Votre locataire ne paie plus : comment activer la clause résolutoire de votre bail commercial ?
Loyers impayés, locaux utilisés en dehors de la destination prévue, défaut d’assurance : face à un locataire défaillant, le bailleur dispose d’un outil contractuel puissant — la clause résolutoire. Elle permet d’obtenir la résiliation du bail de plein droit, sans attendre son échéance, et sans avoir à démontrer devant le juge la gravité du manquement. Encore faut-il que la clause soit correctement rédigée, et la procédure rigoureusement respectée. En effet, une simple erreur de forme.
Maître Clément Poirier, avocat en baux commerciaux, vous explique comment activer efficacement la clause résolutoire de votre bail commercial, et quels pièges éviter.
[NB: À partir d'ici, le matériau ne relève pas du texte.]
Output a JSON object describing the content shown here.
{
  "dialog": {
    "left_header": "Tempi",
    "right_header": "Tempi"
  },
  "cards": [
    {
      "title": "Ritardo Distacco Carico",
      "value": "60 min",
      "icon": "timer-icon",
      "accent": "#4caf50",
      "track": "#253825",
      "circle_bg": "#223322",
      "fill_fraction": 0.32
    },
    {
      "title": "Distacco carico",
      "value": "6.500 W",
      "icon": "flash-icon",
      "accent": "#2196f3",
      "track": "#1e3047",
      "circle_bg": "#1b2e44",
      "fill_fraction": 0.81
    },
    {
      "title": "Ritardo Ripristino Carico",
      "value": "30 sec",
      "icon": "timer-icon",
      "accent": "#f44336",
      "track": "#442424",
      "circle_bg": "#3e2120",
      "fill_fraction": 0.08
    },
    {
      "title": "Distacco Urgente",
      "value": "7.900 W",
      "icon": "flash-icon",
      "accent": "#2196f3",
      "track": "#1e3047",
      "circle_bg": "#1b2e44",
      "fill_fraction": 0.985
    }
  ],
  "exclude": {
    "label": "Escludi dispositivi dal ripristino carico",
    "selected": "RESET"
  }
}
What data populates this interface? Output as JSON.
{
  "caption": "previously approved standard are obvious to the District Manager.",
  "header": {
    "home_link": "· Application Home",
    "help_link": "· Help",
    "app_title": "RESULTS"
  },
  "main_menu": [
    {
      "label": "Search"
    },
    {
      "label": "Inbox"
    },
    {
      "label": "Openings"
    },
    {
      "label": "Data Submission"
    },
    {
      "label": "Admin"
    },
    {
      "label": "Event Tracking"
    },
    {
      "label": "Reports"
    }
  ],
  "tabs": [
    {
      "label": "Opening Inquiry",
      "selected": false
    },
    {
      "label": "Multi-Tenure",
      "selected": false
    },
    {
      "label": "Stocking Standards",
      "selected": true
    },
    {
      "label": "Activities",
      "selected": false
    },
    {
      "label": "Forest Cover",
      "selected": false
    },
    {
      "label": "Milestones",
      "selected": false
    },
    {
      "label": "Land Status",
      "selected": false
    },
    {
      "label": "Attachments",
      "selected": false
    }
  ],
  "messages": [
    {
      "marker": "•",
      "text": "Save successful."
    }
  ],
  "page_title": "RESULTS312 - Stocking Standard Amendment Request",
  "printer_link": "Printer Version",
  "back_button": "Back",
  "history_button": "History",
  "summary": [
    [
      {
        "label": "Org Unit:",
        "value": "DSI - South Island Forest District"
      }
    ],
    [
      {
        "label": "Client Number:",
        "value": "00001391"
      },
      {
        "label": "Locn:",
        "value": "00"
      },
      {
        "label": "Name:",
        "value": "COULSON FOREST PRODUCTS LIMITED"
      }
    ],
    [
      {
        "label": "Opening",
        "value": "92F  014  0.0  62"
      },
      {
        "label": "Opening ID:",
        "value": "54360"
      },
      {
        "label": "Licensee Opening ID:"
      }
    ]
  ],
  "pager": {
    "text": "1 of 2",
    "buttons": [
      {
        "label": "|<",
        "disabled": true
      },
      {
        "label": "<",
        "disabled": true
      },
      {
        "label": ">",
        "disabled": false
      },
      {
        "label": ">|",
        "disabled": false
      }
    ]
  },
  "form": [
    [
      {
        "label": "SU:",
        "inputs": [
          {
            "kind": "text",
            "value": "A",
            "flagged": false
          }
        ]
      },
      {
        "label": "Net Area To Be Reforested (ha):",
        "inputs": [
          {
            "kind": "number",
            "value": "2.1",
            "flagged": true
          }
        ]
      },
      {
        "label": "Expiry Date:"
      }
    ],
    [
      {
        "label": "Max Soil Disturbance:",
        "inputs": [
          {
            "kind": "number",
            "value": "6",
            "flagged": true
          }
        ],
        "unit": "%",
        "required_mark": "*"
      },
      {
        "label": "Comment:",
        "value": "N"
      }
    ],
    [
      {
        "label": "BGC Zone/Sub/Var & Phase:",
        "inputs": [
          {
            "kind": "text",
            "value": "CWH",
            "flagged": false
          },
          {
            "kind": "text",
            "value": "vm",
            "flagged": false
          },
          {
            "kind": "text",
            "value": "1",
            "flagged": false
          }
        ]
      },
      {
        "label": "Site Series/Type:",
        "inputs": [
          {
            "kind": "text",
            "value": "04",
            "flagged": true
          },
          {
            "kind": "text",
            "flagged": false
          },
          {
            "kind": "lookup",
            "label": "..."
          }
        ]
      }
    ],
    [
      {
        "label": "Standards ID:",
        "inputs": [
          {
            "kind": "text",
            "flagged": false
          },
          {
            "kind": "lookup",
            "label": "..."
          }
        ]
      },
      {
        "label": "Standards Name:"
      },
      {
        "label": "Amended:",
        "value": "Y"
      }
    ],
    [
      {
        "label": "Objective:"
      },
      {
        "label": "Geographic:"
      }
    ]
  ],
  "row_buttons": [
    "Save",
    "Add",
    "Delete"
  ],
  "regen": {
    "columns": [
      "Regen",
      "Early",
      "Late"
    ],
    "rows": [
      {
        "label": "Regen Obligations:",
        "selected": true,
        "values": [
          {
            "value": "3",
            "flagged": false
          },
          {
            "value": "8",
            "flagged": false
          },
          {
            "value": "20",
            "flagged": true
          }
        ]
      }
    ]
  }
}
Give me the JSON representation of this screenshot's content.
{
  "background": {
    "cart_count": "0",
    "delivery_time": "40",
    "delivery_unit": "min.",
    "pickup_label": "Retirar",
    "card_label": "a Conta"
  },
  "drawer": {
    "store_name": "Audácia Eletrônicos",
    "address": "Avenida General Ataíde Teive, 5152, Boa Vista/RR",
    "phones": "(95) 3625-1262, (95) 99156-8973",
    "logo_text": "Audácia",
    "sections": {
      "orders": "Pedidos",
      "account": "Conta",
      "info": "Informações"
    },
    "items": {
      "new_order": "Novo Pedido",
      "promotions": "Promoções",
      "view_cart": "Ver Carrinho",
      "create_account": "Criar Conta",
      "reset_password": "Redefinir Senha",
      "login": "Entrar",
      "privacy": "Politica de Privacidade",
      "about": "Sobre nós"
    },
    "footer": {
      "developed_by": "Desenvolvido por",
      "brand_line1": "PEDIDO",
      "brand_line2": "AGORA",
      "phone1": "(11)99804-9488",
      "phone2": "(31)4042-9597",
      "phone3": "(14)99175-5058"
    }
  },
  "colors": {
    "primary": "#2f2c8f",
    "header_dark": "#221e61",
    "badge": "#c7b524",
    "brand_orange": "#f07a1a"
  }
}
Qu’est-ce que la clause résolutoire dans un bail commercial ?
La clause résolutoire est une stipulation du bail commercial qui prévoit sa résiliation automatique de plein droit en cas de manquement du locataire à l’une de ses obligations contractuelles. Elle dispense le bailleur d’engager une action en résiliation judiciaire, plus longue et plus incertaine.
Son régime est encadré par l’article L145-41 du Code de commerce, qui fixe les conditions dans lesquelles elle peut produire effet. Ces règles sont d’ordre public : elles s’imposent aux parties, et toute stipulation qui y dérogerait serait réputée non écrite (article L145-15 du Code de commerce).
Le saviez-vous ?
La clause résolutoire est classiquement stipulée dans l’intérêt exclusif du bailleur. Il est le seul à pouvoir l’invoquer ou y renoncer. Le locataire ne peut pas s’en prévaloir pour obtenir la résiliation du bail aux torts du bailleur, quand bien même ce dernier manquerait à ses propres obligations.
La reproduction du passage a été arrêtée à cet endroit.